In her more abstract pieces such as Take Five Blues, Quagebeur sees her style as a marriage of a strong classical base and a contemporary ease. Meshing the two, finding a middle ground, helps make classical ballet more relevant to younger audiences, she considers. Unlike Forsythe, “which is right down to the extensions and full body,” she describes her work as having “a real looseness in the flow and in the style of it,” although she feels it is something still developing as she finds her own unique approach.
Narrative work is very much a favourite, though. “I love taking the audience on a journey emotionally. I want them to get sucked in. I want them to really feel something, whether relevant to their own lives or something else, and to relate to dancers as human beings.
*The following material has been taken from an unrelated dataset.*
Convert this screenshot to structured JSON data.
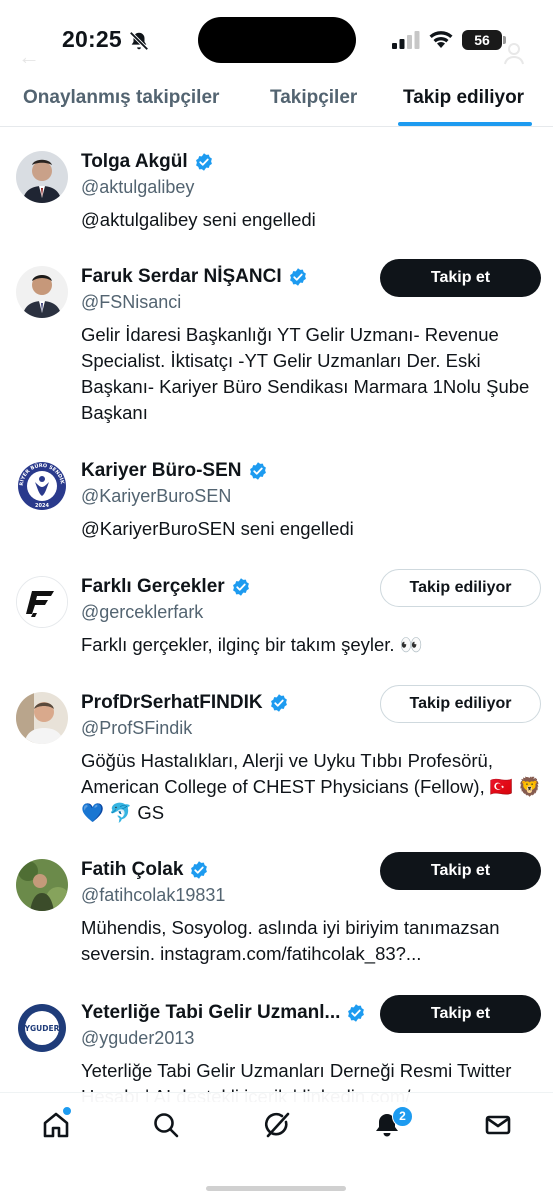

Just touching people. That’s what I really love doing. It’s much more challenging as well because it’s not just the steps and what you can do with them, there’s all the intention of the movement, the meaning of the movement.”
Quagebeur says that working with Akram Khan has influenced her a lot, especially in terms of making characters human, in terms of the intention of movement and the acting. “I think what I’ve learned as a dancer, as Myrtha in Giselle, is that embodying that character, becoming that character and really physicalising from head to toe is so important.”
She enjoys trying to explain and explore emotions that are sometimes hard to express in words. “There are certain feelings that are so hard to describe but that can be embodied in dance.” Nostalgia, for example, has a bittersweet feeling, a kind of longing for the past, a time no longer there but with which there is still a connection, she says. “It toys with those emotions and feelings and kind of builds a narrative, not necessarily a linear narrative, maybe more an emotional journey. It’s kind of sad and happy at the same time, and I wanted to capture that.
Looking ahead, things look busy for Quagebeur. She reveals she’s in discussion about a few things in America while, more immediately, she starts work in December on a new piece for the Badisches Staatsballett in Karlsruhe, the premiere of which is slated for May. “Funnily enough, they saw Take Five Blues and happened to be planning a jazz evening. So, it’s more jazz! And a jazz band! I think I’ll be jazzed out by the end of next year!” she says laughing.
Stina Quagebeur’s extended Take Five Blues premieres at Sadler’s Wells, London, from November 9-12, 2022, as part of English National Ballet’s EK/Forsythe/Quagebeur programme.